Wisely, Rockbeat dropped that erroneous subtitle for its new single-disc distillation of that 2014 set. It too is a mutant mix of fifties (Johnny Fraser & the Regalaires' "It", The Shades' "Strollin After Dark"), sixties (The Keytones' "I Was a Teenage Monster", Larry & the Bluenotes' "Night of the Sadist"), and seventies (Ervinna & the Stylers' "Witch Queen of New Orleans") records. The styles vary too, with a bit of rockabilly (Bobby Bare's "Vampira", Jackie Morningstar's "Rockin' in the Graveyard", probably the best known track here), country-rock (Jerico Jones's "Black Magic"), psych (The Graveyard Five's "Marbel Orchard"), surf (The Phantom Five's "Graveyard", Kenny & the Fiends' "House on Haunted Hill"), garage stomp (The Invasions' "The Invasion Is Coming"), Bobby-Rydell-style corn (Jim Burgett's "Jekyll and Hyde"), and soul (Billy Gholston's "Zombie Stomp" mislabeled as "Graveyard Stomp" by Billy Ghoulston). Three of the trailers make the transition to this shorter compilation too, though failing to program "Vampira" right next to the "Plan 9 from Outer Space" trailer was a real rookie mistake!

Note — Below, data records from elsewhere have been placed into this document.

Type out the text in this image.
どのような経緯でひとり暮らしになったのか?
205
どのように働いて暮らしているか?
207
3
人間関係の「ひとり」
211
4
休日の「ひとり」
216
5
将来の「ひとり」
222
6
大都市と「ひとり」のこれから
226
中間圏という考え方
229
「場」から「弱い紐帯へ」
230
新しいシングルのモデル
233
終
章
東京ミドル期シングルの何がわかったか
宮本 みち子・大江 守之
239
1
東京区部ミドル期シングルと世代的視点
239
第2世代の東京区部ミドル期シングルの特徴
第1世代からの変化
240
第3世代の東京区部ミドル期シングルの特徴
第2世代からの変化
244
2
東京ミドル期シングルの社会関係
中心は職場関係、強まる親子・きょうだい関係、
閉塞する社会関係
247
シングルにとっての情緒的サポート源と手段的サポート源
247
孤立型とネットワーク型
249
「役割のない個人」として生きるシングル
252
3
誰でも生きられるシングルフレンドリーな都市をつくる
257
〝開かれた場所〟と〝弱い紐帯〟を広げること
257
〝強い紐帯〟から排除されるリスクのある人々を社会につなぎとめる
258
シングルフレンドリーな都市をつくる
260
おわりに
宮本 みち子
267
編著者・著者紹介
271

The short 48-minute run-time is likely due to this new version of Halloween Nuggets being largely designed around its vinyl incarnation, though I received the CD for review purposes. The packaging is austere without any notes or track information aside from title and artist, and the sound is pretty brick-walled. Still, it's a groovy enough selection of ghoulie tunes.